A major component of gasoline is octane.

We can do this by a mass calculation as we assume all of the H in octane becomes water.

1.4 grams octane (18 g H/ 114 g octane)(18 g H₂O/2 g H) = 1.99 g H₂O

Please consider a tutor. Take care.

The first step we need to take is to balance the combustion reaction. Heptane is particulary challenging, since the heptane molecule brings 8 carbons and 16 hydrogens that need to be accounted for on the product side. The issue quickly becomes mired down in the fact that oxygen only comes as a diatomic molecule. There is always an even number of O atoms. But the product side contains a molecule that has an odd number of O atoms. This/even/odd relationship often result in large coefficents, as we will see.

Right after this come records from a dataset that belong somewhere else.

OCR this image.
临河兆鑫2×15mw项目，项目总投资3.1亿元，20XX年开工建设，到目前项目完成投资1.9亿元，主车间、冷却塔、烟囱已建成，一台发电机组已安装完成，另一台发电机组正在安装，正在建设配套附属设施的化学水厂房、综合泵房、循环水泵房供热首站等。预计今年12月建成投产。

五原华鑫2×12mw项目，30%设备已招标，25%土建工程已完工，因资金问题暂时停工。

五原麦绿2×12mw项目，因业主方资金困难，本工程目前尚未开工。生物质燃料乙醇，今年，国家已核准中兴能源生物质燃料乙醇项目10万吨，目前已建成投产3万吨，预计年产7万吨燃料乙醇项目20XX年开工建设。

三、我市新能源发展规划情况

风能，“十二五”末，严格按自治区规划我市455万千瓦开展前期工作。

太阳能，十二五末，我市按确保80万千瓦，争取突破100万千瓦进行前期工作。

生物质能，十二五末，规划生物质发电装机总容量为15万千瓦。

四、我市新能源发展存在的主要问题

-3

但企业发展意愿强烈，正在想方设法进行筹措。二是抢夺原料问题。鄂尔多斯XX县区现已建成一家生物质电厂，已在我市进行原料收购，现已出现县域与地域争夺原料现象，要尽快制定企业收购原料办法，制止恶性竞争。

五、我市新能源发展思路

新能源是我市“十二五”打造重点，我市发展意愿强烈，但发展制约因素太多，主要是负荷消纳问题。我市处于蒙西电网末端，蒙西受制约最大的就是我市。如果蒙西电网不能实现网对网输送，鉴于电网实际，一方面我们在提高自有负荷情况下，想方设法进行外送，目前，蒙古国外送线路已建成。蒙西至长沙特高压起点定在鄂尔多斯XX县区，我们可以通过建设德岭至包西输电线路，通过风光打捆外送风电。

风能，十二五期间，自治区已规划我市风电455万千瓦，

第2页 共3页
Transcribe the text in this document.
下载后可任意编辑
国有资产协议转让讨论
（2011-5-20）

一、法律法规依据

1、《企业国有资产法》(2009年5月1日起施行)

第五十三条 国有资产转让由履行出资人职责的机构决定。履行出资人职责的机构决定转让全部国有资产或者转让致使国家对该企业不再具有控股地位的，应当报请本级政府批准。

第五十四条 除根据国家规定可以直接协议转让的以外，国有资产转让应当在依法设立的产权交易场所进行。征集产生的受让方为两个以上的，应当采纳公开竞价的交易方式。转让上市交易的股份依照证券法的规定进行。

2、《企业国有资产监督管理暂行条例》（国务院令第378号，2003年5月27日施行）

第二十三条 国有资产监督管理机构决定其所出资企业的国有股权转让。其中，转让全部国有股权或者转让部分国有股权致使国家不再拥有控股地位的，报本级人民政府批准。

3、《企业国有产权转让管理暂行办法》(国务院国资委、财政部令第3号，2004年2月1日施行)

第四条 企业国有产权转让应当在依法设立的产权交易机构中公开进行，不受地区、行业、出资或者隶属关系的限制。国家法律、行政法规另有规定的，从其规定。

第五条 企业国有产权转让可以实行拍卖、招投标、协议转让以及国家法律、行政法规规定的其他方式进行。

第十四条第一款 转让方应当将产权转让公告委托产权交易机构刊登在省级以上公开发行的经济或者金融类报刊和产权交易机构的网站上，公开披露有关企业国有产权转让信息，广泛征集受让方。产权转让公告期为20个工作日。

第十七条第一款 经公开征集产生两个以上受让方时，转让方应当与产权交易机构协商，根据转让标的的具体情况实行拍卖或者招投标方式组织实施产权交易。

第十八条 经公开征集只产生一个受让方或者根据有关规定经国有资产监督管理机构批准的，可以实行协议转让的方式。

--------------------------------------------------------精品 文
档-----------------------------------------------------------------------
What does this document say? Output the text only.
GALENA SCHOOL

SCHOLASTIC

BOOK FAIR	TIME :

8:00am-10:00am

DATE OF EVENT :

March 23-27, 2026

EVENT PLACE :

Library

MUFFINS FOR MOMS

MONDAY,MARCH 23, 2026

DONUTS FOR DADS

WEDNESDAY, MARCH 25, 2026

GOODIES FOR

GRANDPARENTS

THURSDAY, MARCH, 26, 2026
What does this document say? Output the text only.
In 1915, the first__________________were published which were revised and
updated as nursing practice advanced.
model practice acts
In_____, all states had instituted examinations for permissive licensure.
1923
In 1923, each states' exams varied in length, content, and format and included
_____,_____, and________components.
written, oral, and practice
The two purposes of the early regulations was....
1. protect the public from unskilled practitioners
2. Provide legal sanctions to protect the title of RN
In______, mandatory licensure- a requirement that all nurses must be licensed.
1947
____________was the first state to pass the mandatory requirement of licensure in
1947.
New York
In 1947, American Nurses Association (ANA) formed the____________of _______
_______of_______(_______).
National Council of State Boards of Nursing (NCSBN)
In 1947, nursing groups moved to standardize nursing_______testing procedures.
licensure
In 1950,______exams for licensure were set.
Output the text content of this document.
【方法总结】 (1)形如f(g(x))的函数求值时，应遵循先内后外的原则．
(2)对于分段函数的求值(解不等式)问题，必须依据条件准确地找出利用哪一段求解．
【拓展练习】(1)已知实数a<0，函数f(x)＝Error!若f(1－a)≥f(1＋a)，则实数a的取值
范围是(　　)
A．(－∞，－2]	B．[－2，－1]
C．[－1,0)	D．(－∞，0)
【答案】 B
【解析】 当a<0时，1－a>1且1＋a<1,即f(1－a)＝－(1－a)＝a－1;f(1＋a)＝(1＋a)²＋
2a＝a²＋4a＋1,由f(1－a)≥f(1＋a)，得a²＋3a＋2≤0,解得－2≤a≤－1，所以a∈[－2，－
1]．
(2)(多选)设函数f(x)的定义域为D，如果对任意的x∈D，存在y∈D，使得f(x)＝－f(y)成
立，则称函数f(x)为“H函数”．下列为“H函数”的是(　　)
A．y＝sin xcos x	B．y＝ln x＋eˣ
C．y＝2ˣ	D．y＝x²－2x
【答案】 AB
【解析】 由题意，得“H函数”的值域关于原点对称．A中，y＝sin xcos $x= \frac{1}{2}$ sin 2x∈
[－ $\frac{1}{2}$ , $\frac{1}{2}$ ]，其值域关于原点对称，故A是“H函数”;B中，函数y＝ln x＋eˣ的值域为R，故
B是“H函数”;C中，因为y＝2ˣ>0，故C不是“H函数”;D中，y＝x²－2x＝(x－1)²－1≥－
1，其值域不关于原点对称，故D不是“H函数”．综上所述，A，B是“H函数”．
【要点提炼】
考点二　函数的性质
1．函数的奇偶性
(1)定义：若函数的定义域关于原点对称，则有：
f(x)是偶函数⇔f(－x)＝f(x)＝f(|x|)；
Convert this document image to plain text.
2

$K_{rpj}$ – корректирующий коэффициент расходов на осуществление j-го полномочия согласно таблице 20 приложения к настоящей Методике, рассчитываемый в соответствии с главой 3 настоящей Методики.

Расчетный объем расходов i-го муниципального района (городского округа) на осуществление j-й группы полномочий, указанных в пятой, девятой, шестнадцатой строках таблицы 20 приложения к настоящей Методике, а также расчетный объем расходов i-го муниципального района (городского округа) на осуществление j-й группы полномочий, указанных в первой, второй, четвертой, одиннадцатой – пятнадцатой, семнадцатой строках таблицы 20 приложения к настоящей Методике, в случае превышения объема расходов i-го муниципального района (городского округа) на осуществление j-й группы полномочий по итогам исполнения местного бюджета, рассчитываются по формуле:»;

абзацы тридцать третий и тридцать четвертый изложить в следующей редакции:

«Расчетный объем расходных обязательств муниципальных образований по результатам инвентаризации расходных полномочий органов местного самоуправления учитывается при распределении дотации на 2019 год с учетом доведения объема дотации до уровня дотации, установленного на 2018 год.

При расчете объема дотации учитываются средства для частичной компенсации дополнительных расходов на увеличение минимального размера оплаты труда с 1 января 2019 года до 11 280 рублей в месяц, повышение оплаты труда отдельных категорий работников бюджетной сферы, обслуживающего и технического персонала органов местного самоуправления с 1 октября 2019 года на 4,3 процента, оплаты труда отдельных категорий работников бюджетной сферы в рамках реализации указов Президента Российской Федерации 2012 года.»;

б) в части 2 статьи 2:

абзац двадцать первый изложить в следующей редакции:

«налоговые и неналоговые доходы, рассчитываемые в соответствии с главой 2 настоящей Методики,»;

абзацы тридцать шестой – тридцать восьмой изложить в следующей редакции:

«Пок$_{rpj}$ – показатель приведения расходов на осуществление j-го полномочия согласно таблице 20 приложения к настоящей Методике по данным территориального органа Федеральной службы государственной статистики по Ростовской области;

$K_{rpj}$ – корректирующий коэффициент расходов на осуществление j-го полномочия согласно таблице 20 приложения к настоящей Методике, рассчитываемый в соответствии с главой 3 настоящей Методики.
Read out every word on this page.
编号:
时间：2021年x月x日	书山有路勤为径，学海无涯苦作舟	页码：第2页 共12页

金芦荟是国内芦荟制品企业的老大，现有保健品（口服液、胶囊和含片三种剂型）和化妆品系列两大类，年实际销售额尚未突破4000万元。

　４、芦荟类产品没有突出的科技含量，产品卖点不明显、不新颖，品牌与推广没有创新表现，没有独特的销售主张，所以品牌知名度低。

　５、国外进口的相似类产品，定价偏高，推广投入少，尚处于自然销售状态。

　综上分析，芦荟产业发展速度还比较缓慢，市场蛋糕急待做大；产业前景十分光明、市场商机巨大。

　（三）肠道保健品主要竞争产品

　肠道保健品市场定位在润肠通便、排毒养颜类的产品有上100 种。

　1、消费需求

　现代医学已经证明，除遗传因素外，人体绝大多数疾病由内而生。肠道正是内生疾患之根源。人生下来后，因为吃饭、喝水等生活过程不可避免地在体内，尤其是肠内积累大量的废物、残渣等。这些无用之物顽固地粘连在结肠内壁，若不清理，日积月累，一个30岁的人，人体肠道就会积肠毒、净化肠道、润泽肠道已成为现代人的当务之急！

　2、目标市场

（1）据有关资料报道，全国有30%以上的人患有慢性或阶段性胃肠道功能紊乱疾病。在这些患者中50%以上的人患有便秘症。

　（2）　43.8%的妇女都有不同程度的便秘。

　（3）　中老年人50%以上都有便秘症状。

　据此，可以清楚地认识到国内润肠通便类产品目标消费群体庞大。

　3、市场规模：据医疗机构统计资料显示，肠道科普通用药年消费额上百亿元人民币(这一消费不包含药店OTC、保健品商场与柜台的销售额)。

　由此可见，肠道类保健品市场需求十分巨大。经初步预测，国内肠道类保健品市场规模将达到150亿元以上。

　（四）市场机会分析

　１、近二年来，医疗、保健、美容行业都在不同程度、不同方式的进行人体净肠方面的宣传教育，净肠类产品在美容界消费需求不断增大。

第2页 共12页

The basic reaction is C8H18 + O2 = CO2 + H2O. Start balancing by assigning a coefficient of 1 to the most complex molecule, which is the heptane in this case.

1C8H18 + O2 = CO2 + H2O

1 heptane molecule brings 8 C and 18 H atoms. Find homes for these atoms by changing the coefficients of the product side. The only place for C is the CO2, so assign it a coefficient of 8:

1C8H18 + O2 = 8CO2 + H2O

The only place for the 18 H atoms is the H2O, so assign the H2O a coefficient of 9:

1C8H18 + O2 = 8CO2 + 9H2O

The only element left is Oxygen, O. From the product side, we can count a total of (16 + 9) = 25 O atoms. We can add a coefficient for the reactant O2, but there are no whole number that will result in 25 O atoms. We can't have 1/2 of an O2 atom. For the moment, let's give it a coefficient of 12.5, just to get started:

1C8H18 + 12.5O2 = 8CO2 + 9H2O

The equation is now balanced, illegally. To fix the issue, simply multiply all coefficients by 2 in order to make the O coefficient a whole number:

2C8H18 + 25O2 = 16CO2 + 18H2O

The equation is now balanced, again, but legally now. Looks ugly, but it is correct.

Reactant Product

C 16 16

H 36 36

O 50 50 (32+18)

The question asks for the mass of water formed from 1.4 grams of octane. [I would have preferred a larger amount for all the time this is taking]. The balanced equation tells us that 2 moles of heptane will produce 18 moles of water. That sounds encouraging. But let's see how much mass of water this actually produces. The molar ratio of water to heptane is 18/2 or 9/1 (moles water/moles heptane)

Convert the 1.4 grams of octane into moles octane, by dividing the mass by the molar mass of octane (114 g/mole).

(1.4g octane)/(114 g/mole) = 0.0123 moles heptane [ouch]

Multiply by the molar ratio from above to find moles water produced:

(0.0123 moles heptane)*(9 moles water)/(1 mole heptane) = 0.11 moles H2O

Multiply moles H2O produced by the molar mass of H2O (18g/mole) = 1.99 grams.

We should expect 1.99 grams of water when 1.4 grams of octane is combusted. Fun, but not worth the effort.